Housekeeping
The next bookclub is on 26th November, 19.00 UK time. We are reading Darwin. Selected Letters and The Origin of Species. For letters, any edition will do, and it’s less essential than Origin.
On November 9th, I am running my final salon in the ‘How to Read a Poem’ series.
Lydia Davis, Ivan Turgenev, Félix Fénéon
While I waited for my copy of Lydia Davis’ new collection, I read two of her precursors: Félix Fénéon and Ivan Turgenev. When we talk about Davis and influences, Beckett, Kafka, and Bernhard take centre stage, but Davis is part of a longer, richer tradition of writing than that. To my mind, she is most strongly part of the lineage of fragment writing. She says in Essays II,
what I finally see that I mean when I think of the fragment, old or new, is a text that…suggest[s] that something is missing, but that has the effect of a complete experience.
It’s also notable that Davis is a reader of mystery stories.
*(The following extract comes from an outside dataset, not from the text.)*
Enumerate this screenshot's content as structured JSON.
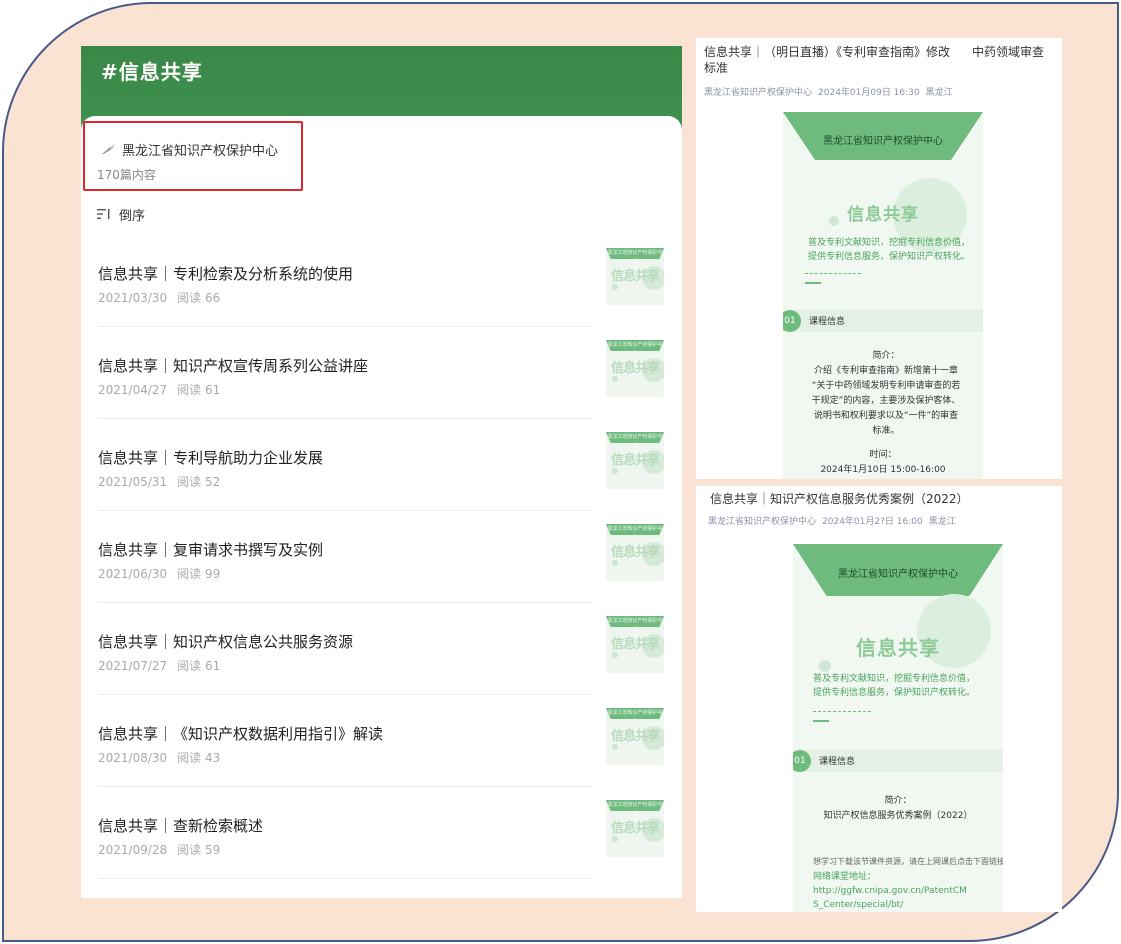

One way of thinking about her writing is that she creates fragmentary fiction with scenarios that often lend themselves to mystery or thriller settings. Her brevity is designed to leave you with a sense of mystery to explore.
there can be freedom and expansiveness in thrift, because in saying so little, one allows the reader the freedom to enlarge upon what one has said.
Often, Davis’ stories take a strange twist at the end, or simply in what they choose to focus on. The sense of mystery may not be plot based, it may be psychological or existential. Her focus on the small is a focus on the ways in which normal life is a patchwork of weird fragments. In this, she strongly resembles the nineteenth century Russian novelist Ivan Turgenev and the French modernist journalist Félix Fénéon.